Детдомовские все, во-первых, дружные, во-вторых, доброжелательные. Когда я работала в пе­дучилище, там у нас была завуч очень строгая, мы ее побаивались. И она нас, четырех подружек, пригревала. Сейчас ей 93 года, мы все вчетвером к ней ездим, никто нас не заставляет, кто ей окна помоет, я помогаю ухаживать за ее сыном-инвалидом. Все детдомовские благодарные. Из детдомовских связь уже ни с кем не поддерживаю, ушли из жизни три подруги. С каждым годом список блокадников все убывает и убывает, в последний раз нас 17 было.

     Можно ли оставаться человеком в нечеловеческих условиях?

     Вот теперь я точно знаю, что можно. Точно можно. Ленинградцы, я думаю, особенный народ.

     Что для Вас значит день 27 января?

   Мы всегда в этот день собираемся, отмечаем. Это День начала блокады и день прорыва блокады. Последние два года в кадетском корпусе собираемся. До Путина даже не вспоминали, что существуют блокадники. С приходом Путина еще по 500 рублей к пенсии добавили. Раньше, конечно, все знали, что мы есть, но не интересовались нашей судьбой, никто никогда не спрашивал, я никогда не рассказывала.

   Как Вы считаете, насколько важно поддерживать среди молодого поколения память об этом дне?

   Я считаю, что это очень важно.
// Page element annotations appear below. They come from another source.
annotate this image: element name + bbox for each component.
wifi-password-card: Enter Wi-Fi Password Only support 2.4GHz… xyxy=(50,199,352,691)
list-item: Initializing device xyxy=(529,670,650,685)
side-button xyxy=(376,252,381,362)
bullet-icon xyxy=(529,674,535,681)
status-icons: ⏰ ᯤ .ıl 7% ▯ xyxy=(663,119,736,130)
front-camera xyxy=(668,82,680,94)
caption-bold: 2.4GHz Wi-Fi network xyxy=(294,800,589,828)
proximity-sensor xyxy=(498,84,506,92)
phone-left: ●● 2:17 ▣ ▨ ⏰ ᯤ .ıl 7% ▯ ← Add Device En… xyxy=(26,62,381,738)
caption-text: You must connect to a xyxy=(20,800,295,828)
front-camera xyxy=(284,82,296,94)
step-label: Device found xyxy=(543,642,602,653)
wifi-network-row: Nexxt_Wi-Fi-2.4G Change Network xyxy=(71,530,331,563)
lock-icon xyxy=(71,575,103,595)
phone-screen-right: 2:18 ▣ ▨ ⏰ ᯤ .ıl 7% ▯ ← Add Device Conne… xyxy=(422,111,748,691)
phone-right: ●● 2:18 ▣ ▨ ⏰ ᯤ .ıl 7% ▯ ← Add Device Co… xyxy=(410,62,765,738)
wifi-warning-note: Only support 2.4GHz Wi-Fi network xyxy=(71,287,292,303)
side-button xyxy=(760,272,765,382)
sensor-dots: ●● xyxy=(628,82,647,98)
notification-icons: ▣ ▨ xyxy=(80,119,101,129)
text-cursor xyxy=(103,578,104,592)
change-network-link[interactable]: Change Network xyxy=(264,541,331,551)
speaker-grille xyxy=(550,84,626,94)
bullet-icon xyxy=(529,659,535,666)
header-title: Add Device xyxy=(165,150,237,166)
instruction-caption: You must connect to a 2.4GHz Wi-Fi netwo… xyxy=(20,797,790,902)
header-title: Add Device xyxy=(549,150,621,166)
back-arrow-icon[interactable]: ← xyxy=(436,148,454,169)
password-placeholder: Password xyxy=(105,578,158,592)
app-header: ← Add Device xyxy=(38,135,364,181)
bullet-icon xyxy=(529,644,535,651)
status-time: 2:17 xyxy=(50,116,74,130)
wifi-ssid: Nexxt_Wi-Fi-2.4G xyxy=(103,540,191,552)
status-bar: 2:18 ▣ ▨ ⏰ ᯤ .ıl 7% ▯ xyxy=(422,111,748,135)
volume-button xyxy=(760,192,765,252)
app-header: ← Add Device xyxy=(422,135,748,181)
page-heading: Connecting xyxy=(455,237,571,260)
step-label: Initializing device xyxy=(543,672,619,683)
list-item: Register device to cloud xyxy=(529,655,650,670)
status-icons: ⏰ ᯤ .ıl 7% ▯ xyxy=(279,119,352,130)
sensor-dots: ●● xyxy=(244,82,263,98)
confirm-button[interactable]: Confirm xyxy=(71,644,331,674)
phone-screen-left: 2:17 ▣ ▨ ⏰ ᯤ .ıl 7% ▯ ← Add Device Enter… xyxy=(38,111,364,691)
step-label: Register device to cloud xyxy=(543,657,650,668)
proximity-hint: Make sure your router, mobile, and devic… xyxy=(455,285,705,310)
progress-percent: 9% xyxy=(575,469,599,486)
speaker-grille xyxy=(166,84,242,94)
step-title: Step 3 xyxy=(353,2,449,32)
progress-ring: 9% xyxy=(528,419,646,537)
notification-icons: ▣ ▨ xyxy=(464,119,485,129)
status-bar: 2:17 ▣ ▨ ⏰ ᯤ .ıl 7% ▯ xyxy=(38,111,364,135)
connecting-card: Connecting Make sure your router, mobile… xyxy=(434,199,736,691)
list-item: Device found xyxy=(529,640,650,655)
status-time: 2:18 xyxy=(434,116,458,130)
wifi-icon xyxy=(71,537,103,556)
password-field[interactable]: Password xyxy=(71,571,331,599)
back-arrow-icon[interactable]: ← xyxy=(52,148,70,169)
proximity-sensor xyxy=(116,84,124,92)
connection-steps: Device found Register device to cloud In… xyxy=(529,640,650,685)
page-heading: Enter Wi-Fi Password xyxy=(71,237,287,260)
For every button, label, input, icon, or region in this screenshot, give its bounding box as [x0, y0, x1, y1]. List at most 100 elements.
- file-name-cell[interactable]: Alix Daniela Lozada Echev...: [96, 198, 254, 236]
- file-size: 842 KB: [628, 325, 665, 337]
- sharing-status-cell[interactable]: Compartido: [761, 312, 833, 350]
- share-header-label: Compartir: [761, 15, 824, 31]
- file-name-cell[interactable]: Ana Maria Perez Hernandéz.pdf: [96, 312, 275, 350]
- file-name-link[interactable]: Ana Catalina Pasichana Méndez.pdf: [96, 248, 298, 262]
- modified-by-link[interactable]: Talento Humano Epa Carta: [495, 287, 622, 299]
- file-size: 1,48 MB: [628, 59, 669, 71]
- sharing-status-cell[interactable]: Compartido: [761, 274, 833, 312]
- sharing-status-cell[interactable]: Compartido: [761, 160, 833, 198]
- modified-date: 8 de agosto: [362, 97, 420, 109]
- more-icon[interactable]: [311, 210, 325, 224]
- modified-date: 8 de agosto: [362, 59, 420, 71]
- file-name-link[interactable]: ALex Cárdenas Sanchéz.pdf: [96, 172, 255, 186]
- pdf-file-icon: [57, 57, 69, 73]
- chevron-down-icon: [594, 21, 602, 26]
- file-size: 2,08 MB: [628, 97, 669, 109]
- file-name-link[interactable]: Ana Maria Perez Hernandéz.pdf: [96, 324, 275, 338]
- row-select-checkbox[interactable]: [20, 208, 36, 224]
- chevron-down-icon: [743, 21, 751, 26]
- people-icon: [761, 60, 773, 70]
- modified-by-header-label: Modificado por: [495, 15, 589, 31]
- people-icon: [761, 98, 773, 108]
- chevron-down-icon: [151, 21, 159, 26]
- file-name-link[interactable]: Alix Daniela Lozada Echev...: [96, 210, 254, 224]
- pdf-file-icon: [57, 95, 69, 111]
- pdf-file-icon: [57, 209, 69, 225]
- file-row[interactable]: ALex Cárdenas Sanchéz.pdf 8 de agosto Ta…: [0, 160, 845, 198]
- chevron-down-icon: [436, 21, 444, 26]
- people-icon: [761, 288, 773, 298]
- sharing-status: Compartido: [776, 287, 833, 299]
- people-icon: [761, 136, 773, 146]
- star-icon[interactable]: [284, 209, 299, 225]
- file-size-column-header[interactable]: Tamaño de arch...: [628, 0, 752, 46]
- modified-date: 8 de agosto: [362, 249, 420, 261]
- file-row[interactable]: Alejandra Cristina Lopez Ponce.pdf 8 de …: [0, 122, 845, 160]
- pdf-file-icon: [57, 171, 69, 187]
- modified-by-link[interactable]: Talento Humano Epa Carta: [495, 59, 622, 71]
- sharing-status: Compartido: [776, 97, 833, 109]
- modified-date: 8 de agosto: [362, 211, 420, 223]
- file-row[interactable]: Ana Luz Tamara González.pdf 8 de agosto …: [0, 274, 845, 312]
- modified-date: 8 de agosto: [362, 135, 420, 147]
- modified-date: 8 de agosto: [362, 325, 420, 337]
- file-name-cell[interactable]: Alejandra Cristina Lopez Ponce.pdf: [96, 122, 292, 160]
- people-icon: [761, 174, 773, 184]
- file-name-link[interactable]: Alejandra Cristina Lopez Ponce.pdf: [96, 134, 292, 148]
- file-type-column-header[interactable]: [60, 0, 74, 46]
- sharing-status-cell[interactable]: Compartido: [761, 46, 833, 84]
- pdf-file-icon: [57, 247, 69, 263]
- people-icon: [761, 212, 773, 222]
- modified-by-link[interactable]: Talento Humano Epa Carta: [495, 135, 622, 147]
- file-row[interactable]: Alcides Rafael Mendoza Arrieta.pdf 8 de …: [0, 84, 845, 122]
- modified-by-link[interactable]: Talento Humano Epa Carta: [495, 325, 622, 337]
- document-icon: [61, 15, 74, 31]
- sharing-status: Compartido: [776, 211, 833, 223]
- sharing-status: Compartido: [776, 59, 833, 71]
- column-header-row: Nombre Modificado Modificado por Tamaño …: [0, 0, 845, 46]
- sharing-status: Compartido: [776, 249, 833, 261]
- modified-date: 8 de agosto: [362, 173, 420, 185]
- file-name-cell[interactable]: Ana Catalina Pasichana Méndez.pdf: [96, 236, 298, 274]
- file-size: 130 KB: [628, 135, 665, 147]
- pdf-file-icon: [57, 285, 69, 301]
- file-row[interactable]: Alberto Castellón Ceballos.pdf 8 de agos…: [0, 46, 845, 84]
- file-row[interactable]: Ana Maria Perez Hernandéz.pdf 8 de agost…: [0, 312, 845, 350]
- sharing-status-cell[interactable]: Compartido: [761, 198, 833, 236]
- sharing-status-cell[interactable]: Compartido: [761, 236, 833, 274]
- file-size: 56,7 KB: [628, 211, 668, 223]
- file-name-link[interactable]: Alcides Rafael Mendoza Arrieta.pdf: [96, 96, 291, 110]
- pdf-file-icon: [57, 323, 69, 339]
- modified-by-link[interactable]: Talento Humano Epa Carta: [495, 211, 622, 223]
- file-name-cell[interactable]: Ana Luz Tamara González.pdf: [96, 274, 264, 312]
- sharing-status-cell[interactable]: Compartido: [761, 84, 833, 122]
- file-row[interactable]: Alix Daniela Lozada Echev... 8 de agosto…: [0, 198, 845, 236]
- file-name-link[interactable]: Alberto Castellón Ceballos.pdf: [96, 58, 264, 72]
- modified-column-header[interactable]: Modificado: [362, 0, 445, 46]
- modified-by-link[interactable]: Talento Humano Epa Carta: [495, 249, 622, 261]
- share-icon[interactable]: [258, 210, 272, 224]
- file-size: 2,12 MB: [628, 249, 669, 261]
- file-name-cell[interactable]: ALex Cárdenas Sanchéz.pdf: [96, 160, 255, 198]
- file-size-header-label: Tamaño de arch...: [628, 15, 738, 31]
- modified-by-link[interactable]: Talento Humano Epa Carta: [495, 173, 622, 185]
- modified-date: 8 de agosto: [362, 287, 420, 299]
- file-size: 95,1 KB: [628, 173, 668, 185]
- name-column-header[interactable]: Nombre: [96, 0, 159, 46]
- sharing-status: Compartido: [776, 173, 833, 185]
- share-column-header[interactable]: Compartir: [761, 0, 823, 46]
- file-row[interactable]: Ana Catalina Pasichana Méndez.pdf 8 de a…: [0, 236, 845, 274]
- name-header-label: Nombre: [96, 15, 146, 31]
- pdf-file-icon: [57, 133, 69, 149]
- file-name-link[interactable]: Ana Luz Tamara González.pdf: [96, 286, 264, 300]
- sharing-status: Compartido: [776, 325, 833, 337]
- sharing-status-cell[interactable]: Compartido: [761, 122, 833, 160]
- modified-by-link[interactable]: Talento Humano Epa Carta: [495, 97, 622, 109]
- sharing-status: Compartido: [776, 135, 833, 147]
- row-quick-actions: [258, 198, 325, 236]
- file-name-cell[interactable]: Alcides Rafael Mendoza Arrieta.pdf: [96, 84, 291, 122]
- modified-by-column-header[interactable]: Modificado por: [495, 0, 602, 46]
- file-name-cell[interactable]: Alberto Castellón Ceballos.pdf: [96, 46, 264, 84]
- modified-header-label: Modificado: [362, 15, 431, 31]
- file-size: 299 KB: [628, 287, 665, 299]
Годы перестройки столько навредили, вырастили поколение нелюбящих свое отечество, а это плохо. Чтобы мы не говорили об англичанах, американцах они - патриоты.

     Что бы Вы пожелали современной молодежи?

   Любить свое отечество, каким бы оно ни было. Это не значит, что не нужно критиковать, да ради Бога, это только на пользу всегда. Помнить, кто отстоял его. Россия всегда защищается, можно ли сказать, что Россия нападала? Нет. С Путиным мы как-то голову подняли, а то нас чуть на колени с перестройкой не поставили. Нет, мы должны по-другому жить.

     Где Вы встретили и как отметили День Победы?

   Первый раз в детдоме, ой, не забуду. Летний теплый день, объявили о Победе. Мне было около десяти лет. Казалось, что это такое счастье, что с завтрашнего дня начнется замечательная жизнь, настанет большое счастье. Мы же в такой глуши жили. Никак Победу не отмечали, может быть, чуть-чуть вкусненького дали.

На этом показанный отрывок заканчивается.